Quand l’eau menace ton chantier : comment garder le contrôle au printemps

Au printemps, comment reprendre le contrôle quand l’eau essaie de voler ta journée ?

Nul besoin d’un cours de climat pour savoir ce qui se passe au Québec entre mars et mai. Pluie, neige, temps doux, gel au sol ? Impossible de prédire…

Sur un chantier de construction, il existe heureusement des solutions pour reprendre le contrôle sur les aléas du printemps.

Quand la météo fait ce qu’elle veut

Imagine la scène : tu es sur un chantier, à la phase des fondations. L’excavation est réalisée, la pierre nette est nivelée, les semelles et les murs de fondation sont coulés. Il ne reste qu’une étape : couler la dalle de fondation. Pour y arriver, tu as pris soin de planifier les équipes et de réserver les camions-malaxeurs. Sur le plan de projet, cette journée est capitale : si tu la passes comme prévu, tout le monde peut suivre. Si tu la manques, tu passeras ta saison en mode rattrapage.

La veille, tout est vérifié et ton chantier est prêt à couler. Tu quittes le site en te disant : « Demain, on ferme ça. » Puis, le pire scénario arrive : un redoux, une pluie qui s’étire et de l’eau qui descend des talus vers le bas de l’excavation. Le sol autour est encore partiellement gelé, les drains saturent, si bien que l’eau se retrouve exactement là où tu voulais déposer du béton.

Évidemment, ce genre de situation n’est pas à prendre à la légère. Sur papier, ça se traduit par quelques cases d’échéancier déplacées. Sur le terrain, tu viens de griller une journée de personnel, d’équipement, de camions en stand-by… et tu viens d’ouvrir une brèche dans la confiance du client.

Un tout autre scénario possible

Maintenant, garde la même journée en tête, mais trois semaines plus tôt, tu te poses la question suivante : « Quel est notre plan concret de gestion d’eau ? » Puis, tu décides d’intégrer une pompe de chantier dans ton kit de base, comme tu le fais pour les coffrages et l’acier. Et surtout, tu la fais livrer au moment où tu ouvres l’excavation, pas au moment où tu réalises que le fond est sous l’eau.

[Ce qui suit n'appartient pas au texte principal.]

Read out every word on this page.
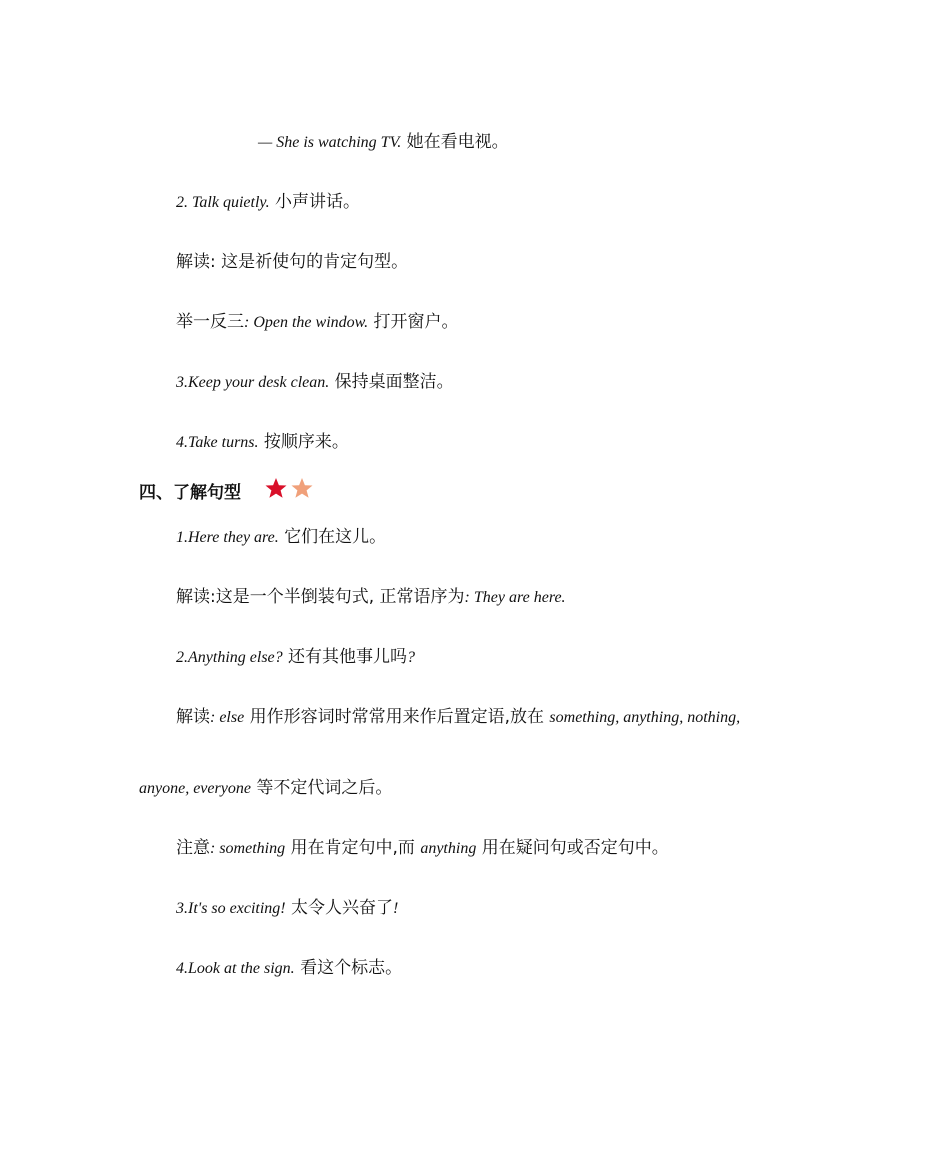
— She is watching TV. 她在看电视。
2. Talk quietly. 小声讲话。
解读: 这是祈使句的肯定句型。
举一反三: Open the window. 打开窗户。
3.Keep your desk clean. 保持桌面整洁。
4.Take turns. 按顺序来。
四、了解句型
1.Here they are. 它们在这儿。
解读:这是一个半倒装句式, 正常语序为: They are here.
2.Anything else? 还有其他事儿吗?
解读: else 用作形容词时常常用来作后置定语,放在 something, anything, nothing,
anyone, everyone 等不定代词之后。
注意: something 用在肯定句中,而 anything 用在疑问句或否定句中。
3.It's so exciting! 太令人兴奋了!
4.Look at the sign. 看这个标志。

Le matin de la coulée, il a plu et au bas de l’excavation, il y a de l’eau comme dans la première histoire. La différence, c’est que tu ne « découvres » rien.

Pendant que la pompe effectue son travail, ton équipe se concentre sur les derniers ajustements, et quand le premier malaxeur arrive, tout est en ordre. Le fond est au niveau, les accès sont corrects, le coffrage est prêt. Tu coules comme prévu.

Le client voit un entrepreneur qui tient parole, les autres corps de métier voient un chantier qui respecte ses dates. Tes équipes passent une grosse journée de fondations en travaillant sur la structure, pas sur la crise.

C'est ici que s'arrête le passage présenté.